La non-violence politique ne saurait être absolue ; elle est nécessairement relative, c’est-à-dire reliée aux hommes, aux situations et aux événements. Il ne s’agit donc pas de partir de l’idée pure d’une société parfaite pour tenter ensuite de la plaquer sur la réalité, mais, à partir de la réalité des violences, de créer une dynamique qui vise à les limiter, à les réduire et, pour autant que faire se peut, à les supprimer.

Il existe une réaction en chaîne des violences économiques, sociales, culturelles, politiques, policières et militaires qu’il est impossible d’interrompre dès lors qu’à un moment ou un autre de ce processus, la violence se trouve légitimée par une idéologie. Pour rompre la logique de la violence, la seule voie est le développement d’une dynamique qui inverse le processus violent des conflits. C’est cette dynamique que la philosophie politique de la non-violence invite à mettre en œuvre.

Dans cette perspective, une tâche primordiale du pouvoir politique serait de mettre en place une politique d’éducation et de formation permanentes à la gestion non-violente des conflits pour tous les citoyens.
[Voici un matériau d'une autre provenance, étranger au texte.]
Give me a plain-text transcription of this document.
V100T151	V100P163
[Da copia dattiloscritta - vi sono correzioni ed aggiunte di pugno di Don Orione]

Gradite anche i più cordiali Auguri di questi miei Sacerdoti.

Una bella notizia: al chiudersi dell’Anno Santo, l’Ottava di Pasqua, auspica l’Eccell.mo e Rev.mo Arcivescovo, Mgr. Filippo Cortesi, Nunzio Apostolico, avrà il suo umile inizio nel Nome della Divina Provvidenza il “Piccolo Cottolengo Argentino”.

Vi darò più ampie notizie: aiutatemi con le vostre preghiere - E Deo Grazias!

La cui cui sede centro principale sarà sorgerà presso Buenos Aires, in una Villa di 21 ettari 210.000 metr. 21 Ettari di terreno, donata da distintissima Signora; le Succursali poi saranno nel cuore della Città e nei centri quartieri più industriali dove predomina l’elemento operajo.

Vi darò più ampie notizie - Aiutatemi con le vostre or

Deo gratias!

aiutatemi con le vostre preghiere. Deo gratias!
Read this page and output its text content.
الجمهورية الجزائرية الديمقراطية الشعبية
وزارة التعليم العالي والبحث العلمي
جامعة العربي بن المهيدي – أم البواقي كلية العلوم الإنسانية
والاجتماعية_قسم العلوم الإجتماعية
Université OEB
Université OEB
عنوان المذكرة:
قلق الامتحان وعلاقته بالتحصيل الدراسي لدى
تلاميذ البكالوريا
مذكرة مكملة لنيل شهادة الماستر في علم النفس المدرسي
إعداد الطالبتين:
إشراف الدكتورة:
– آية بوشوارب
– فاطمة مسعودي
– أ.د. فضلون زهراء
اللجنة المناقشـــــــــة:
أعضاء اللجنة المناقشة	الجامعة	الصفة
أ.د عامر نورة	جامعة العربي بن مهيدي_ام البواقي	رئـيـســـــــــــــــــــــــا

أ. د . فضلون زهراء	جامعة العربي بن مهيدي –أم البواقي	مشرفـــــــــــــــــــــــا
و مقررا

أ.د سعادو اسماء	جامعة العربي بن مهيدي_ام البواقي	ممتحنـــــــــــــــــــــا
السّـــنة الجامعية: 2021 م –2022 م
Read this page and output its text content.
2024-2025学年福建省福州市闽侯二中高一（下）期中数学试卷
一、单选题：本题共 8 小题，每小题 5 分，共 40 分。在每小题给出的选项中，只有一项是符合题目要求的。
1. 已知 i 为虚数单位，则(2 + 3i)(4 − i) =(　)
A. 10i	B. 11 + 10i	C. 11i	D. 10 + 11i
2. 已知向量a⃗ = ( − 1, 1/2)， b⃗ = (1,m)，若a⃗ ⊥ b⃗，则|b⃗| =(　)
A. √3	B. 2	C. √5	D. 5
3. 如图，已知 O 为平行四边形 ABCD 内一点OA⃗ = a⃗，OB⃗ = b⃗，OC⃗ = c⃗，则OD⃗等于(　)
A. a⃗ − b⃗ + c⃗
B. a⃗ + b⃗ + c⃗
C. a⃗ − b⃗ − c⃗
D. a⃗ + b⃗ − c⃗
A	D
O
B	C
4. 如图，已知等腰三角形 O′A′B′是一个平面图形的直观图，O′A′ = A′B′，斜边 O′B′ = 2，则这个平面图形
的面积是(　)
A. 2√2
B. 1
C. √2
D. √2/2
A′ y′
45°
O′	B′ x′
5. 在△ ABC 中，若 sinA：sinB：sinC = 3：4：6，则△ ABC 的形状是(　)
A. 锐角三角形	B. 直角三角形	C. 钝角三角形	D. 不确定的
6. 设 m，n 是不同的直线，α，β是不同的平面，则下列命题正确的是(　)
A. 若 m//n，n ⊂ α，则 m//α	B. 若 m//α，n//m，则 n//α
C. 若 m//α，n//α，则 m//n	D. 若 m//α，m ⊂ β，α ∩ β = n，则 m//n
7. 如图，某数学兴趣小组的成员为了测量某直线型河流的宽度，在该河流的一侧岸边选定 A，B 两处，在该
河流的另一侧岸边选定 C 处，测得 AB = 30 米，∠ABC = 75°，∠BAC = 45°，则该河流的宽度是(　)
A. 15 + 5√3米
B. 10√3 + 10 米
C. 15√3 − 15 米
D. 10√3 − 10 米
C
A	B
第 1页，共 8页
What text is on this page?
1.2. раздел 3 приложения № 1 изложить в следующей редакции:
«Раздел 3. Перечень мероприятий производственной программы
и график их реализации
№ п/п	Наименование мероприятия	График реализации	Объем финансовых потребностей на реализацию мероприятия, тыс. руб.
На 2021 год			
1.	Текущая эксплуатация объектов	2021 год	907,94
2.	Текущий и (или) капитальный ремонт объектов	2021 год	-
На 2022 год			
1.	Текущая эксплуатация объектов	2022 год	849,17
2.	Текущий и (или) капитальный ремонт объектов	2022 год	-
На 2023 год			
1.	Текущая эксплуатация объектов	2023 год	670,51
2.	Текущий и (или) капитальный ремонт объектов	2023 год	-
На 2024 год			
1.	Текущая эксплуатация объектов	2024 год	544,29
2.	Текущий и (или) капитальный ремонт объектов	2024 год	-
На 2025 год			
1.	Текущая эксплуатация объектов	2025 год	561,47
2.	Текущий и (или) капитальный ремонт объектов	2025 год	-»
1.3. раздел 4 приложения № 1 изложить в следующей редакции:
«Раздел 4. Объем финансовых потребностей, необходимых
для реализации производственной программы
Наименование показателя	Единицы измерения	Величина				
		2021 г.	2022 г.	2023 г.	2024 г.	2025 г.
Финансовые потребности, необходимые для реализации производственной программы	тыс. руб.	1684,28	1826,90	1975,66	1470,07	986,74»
C’est à travers une telle politique que le gouvernement pourrait créer les conditions qui lui permettent d’exercer son autorité sans devoir recourir à des méthodes de coercition violente. Mais pour créer cette dynamique sociale et politique, il ne faut pas tant compter sur les hommes d’État que sur les citoyens. Il appartient à la société civile de se mobiliser pour construire un contre-pouvoir qui oblige les dirigeants politiques à prendre des décisions qu’ils ne prendraient pas par eux-mêmes. Les hommes d’État ne suivront que si, sur le chemin de la non-violence, ils sont précédés par les citoyens.